- Status: Active
- Genre: Commuter cycling social movement
- Frequency: Annually; in October
- Country: Australia
- Inaugurated: 1994
- Previous event: 16 October 2019
- Participants: c. 100,000 nationally
- Organised by: Bicycle Network (Sydney, Melbourne, Hobart, Launceston); City of Adelaide (Adelaide); Bicycle Queensland (Brisbane); Pedal Power ACT (Canberra); City of Darwin (Darwin); Bicycling Western Australia (Perth); North Sydney Council (North Sydney);
- Website: www.ride2work.com.au

= National Ride to Work Day =

Event encouraging people to ride a bike to and from work

The Australian National Ride to Work Day (also National Ride2Work Day) is a commuter cycling social movement and participatory event that encourages commuters to bicycle to and from work. The event is held in October annually at various location in most Australian states and territories. The event is organised by various Australians state and territory bicycle organisations and local government authorities. It is a free event for individuals to register and participate, with registrations over 100,000 in 2010. Workplace bicycle user groups are formed and workplace coordinators are encourage other colleagues to participate. Workplaces are recognised for outstanding participation.
Ride2Work was created and trademarked by Bicycle Network in 2008.

== Event synopsis ==
The inaugural event was held in 1994 in Melbourne, organised by the Bicycle Network (then Bicycle Victoria) with 615 cyclists. Since then, the event has grown substantially and this year there was an estimated over 60,000 active participants from all over the country. In October 2006, 10,000 first-time riders and regular commuters registered prior to the event. An estimated 30,000 took part on the day throughout Victoria including sponsorship by more than 1,300 businesses. 34% of those who took up riding in the Victorian event in 2006 were still riding to work five months later.

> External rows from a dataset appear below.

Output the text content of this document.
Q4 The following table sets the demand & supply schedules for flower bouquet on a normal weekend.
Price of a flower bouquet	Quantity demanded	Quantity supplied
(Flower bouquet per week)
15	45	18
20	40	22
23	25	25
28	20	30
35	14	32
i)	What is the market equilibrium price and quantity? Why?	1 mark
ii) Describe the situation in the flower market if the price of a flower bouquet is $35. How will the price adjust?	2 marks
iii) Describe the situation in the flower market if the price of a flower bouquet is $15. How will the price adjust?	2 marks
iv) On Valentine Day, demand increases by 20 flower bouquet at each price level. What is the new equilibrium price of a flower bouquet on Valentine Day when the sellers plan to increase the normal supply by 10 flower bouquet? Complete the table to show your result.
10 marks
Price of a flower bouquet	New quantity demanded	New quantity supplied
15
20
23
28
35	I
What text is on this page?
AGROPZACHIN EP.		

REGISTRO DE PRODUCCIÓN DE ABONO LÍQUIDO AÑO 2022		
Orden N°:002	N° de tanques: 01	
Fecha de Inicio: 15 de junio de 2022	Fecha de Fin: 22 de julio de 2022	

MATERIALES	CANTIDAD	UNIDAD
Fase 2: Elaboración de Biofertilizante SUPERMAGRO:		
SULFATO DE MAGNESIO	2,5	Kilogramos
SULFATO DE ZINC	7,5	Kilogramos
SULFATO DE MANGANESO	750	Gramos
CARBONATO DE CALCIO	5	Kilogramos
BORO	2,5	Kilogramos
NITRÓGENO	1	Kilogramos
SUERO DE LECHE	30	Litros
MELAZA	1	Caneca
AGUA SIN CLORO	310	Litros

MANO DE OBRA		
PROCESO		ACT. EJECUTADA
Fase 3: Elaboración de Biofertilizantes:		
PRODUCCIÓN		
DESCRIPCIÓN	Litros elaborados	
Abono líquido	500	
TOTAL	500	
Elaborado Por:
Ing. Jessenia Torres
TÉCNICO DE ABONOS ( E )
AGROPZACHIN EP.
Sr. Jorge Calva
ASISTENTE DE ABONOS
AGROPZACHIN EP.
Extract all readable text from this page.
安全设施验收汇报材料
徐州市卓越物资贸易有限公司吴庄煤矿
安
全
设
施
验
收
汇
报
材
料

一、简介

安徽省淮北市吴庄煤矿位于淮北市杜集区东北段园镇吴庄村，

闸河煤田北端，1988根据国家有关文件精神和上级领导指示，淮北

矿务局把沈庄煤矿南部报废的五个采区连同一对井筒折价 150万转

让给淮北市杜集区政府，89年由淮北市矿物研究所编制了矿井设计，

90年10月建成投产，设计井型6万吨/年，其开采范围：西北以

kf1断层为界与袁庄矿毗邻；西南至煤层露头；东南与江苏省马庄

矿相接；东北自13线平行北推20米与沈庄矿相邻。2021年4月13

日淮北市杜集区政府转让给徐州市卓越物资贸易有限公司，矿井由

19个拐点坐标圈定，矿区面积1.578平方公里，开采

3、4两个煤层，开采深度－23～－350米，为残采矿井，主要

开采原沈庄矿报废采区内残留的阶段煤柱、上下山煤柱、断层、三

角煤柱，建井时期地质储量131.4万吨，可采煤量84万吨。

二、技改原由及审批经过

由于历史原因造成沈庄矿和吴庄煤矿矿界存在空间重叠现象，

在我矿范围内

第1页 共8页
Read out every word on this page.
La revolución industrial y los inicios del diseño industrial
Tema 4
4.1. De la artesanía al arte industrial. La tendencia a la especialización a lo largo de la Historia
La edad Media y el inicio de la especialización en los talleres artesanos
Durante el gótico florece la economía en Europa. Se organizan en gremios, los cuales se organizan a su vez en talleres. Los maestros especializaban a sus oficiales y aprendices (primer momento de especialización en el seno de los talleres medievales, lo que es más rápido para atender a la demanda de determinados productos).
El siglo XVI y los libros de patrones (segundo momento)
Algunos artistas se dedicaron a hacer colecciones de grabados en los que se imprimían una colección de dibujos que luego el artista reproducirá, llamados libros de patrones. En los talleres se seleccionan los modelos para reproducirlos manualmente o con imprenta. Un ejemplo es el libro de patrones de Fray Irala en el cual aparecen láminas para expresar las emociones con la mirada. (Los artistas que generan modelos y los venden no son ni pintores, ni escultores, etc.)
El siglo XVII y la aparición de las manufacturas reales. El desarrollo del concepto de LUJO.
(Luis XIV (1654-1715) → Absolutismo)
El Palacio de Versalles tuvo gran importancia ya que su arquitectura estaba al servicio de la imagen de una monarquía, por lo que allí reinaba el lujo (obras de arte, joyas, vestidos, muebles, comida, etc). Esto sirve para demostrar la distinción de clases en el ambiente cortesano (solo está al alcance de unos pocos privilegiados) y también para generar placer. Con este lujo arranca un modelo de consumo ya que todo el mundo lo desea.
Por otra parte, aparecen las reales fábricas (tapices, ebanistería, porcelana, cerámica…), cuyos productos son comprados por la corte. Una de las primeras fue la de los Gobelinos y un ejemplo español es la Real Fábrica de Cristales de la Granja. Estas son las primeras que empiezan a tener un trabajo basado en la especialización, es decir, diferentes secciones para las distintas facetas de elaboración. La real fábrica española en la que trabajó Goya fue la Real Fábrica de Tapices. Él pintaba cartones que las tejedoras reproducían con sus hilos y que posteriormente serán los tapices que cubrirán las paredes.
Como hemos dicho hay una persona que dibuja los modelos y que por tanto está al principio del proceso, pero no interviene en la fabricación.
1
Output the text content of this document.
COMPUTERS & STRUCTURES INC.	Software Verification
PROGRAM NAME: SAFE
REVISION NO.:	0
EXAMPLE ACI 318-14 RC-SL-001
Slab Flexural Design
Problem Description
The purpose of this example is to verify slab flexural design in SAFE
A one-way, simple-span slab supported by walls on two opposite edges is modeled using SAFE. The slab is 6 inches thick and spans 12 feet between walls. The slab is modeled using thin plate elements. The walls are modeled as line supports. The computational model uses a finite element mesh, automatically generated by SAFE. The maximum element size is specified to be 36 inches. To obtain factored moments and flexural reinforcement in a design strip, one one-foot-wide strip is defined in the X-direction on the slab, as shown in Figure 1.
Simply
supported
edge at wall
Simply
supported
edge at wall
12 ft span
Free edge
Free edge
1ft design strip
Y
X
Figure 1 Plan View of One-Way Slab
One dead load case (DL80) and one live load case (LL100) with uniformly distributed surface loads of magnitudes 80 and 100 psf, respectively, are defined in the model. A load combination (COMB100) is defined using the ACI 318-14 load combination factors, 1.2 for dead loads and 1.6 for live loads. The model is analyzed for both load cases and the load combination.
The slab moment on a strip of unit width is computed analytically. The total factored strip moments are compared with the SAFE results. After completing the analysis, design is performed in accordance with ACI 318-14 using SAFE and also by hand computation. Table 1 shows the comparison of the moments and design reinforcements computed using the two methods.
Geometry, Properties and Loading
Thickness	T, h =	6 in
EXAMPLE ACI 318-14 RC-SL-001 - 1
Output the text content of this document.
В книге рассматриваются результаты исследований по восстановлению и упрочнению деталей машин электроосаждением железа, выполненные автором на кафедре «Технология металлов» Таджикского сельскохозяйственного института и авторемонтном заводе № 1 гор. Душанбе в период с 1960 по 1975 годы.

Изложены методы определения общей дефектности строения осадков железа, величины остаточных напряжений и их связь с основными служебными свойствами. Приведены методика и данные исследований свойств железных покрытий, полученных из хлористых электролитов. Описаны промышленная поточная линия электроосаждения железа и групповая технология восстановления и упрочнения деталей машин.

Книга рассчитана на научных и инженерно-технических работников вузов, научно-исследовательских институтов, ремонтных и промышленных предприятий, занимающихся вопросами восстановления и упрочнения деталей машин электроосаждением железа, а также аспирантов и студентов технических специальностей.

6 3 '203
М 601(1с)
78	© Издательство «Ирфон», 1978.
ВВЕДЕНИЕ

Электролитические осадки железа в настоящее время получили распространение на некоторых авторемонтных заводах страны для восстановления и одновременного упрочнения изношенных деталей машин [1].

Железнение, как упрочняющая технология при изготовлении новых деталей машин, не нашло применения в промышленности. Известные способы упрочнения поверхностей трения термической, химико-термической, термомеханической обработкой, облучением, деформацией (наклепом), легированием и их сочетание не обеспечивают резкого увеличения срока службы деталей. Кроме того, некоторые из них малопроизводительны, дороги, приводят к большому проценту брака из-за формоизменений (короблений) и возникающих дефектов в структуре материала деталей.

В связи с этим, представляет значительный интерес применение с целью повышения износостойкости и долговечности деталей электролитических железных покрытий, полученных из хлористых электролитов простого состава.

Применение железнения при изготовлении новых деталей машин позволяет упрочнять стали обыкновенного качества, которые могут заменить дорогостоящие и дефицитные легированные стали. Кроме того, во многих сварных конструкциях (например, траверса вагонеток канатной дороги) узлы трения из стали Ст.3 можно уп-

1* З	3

Nationally, the event features public breakfasts in Adelaide, Brisbane, Canberra, , Hobart, Launceston, Melbourne (at Federation Square), and Sydney. The event also often includes free massage, helmet hair repair, bike engravings by police, "Spokespersonalities", high-profile ambassadors including CEOs and politicians, prizes and giveaways.

In 2005, up to 6,000 cyclists met at Federation Square to have breakfast as part of Ride to Work Day, double the number from 2004. About 10,000 Victorians are estimated to have left their cars at home in favour of the bike.